Na co dzień często spotykamy się z tym, że w budynkach mieszkalnych posiadających windy właściciele mieszkań znajdujących się na najniższych kondygnacjach kwestionują zasadność ponoszenia przez nich kosztów związanych z utrzymaniem wind. No bo skoro mieszkają na parterze – nie jeżdżą windą, no a jeśli mieszkają nawet na pierwszym czy drugim piętrze – to też nie jeżdżą, nie wspominając już, że to zdrowiej i dla kondycji lepiej chodzić po schodach.
Dlaczego więc nie mieliby być zwolnieni z opłat?
Albo płacić tylko część tego co np. mieszkańcy z dziesiątego piętra?
Brzmi sensownie, ale tylko pozornie. Wyobraźmy sobie sytuację, gdy dach we wspólnocie przecieka i wymaga pilnej naprawy. Idąc takim tokiem myślenia, powinniśmy przyjąć, że za remont lub naprawę zapłacą tylko właściciele mieszkań na ostatniej kondygnacji. No tak, tym z parteru na głowę nie przecieka. A co jeśli pod dachem jest strych? Kto wtedy zapłaci za remont?

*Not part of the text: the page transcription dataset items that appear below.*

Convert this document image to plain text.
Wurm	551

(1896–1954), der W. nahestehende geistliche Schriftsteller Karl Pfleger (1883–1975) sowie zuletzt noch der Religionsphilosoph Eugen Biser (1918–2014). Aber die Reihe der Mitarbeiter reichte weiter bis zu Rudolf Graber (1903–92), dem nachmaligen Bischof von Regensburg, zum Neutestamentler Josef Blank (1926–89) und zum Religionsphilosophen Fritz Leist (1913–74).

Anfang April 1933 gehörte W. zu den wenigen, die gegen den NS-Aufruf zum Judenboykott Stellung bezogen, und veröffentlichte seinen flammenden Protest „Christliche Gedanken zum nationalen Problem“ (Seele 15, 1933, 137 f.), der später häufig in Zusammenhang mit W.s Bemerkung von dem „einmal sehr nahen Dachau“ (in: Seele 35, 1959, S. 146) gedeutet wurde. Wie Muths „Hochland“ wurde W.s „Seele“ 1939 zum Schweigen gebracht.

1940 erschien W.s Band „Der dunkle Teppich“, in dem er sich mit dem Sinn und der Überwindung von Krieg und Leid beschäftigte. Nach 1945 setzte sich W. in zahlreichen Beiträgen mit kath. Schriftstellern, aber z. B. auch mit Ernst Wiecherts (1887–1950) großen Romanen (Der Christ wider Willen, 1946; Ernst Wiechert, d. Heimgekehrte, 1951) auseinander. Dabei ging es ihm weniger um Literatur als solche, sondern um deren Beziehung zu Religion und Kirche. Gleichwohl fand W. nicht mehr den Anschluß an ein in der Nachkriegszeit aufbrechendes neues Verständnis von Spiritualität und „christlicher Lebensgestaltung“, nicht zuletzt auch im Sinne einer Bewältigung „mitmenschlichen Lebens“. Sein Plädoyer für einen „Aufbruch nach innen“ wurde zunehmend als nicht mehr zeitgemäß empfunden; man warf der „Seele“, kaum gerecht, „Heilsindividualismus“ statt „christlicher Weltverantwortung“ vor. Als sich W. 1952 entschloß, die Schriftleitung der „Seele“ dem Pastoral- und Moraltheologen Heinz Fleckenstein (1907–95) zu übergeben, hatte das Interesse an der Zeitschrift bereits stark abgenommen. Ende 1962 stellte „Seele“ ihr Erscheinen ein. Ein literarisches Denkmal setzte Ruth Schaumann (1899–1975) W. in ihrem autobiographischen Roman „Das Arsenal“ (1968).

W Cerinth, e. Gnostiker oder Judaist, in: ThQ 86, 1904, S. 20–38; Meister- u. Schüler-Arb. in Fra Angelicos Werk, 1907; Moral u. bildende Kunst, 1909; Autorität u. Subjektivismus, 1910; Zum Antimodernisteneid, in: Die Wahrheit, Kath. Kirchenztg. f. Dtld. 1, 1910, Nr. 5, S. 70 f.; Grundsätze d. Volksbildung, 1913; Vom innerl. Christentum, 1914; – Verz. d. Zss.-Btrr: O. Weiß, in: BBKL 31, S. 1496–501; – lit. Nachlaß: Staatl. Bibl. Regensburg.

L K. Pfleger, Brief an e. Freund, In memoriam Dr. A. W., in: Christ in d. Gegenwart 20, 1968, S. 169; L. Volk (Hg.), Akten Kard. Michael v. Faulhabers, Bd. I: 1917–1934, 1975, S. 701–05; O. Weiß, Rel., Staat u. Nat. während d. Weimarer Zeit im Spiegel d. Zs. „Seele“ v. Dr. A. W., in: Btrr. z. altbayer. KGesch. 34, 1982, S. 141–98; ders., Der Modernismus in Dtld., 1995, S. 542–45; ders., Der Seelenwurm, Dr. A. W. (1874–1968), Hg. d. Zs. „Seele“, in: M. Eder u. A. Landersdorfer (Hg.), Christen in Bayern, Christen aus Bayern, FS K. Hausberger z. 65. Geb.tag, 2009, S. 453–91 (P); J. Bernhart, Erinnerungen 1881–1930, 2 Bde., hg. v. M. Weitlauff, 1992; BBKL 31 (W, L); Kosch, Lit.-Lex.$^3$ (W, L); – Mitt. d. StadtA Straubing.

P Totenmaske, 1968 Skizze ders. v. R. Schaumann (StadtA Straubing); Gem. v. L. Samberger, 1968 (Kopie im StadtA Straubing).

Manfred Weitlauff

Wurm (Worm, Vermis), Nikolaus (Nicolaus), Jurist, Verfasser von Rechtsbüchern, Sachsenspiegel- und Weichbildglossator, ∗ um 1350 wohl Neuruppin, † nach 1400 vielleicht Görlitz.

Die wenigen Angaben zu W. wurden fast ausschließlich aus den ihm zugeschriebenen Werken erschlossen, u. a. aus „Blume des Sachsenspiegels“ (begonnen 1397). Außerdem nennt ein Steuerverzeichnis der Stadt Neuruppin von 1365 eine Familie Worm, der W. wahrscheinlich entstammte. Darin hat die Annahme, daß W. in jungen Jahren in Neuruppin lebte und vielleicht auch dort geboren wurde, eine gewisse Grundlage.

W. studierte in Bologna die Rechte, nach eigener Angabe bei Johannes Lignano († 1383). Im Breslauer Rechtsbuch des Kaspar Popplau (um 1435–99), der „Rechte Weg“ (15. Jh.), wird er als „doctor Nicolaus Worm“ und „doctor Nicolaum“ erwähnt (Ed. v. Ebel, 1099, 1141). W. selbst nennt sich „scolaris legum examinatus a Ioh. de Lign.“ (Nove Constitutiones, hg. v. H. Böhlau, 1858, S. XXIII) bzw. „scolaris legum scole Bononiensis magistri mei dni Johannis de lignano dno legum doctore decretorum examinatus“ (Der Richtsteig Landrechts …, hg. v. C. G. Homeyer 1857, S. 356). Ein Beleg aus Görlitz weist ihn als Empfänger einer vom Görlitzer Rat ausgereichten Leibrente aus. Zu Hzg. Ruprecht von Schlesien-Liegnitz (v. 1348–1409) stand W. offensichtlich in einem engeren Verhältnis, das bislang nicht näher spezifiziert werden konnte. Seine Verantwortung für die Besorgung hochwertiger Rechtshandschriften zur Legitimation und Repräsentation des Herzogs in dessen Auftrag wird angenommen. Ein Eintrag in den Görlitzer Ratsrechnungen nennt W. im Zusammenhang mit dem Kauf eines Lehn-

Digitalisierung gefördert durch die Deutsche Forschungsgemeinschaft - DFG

Na szczęście z pomocą nam śpieszy ustawodawca i w artykule 14 ustawy o własności lokali dokładnie precyzuje, że: „Na koszty zarządu nieruchomością wspólną składają się w szczególności:
1) wydatki na remonty i bieżącą konserwację,
2) opłaty za dostawę energii elektrycznej i cieplnej, gazu i wody, w części dotyczącej nieruchomości wspólnej, oraz opłaty za antenę zbiorczą i windę…”
Wynika z tego jasno, że winda stanowi część nieruchomości wspólnej i każdy właściciel jest w równym stopniu zobowiązany do uiszczania opłat związanych z jej utrzymaniem. Nie ma przy tym znaczenia to, na którym piętrze mieszka oraz czy korzysta z windy. Podobnie jak z dachu, anteny zbiorczej, domofonu czy monitoringu…
To, że z czegoś w budynku nie korzystamy albo, że coś nas nie dotyczy, nie oznacza, że nie musimy za to płacić – wszyscy w jednakowym stopniu ponosimy koszty utrzymania nieruchomości wspólnej. Na tym właśnie polega istota wspólnoty mieszkaniowej.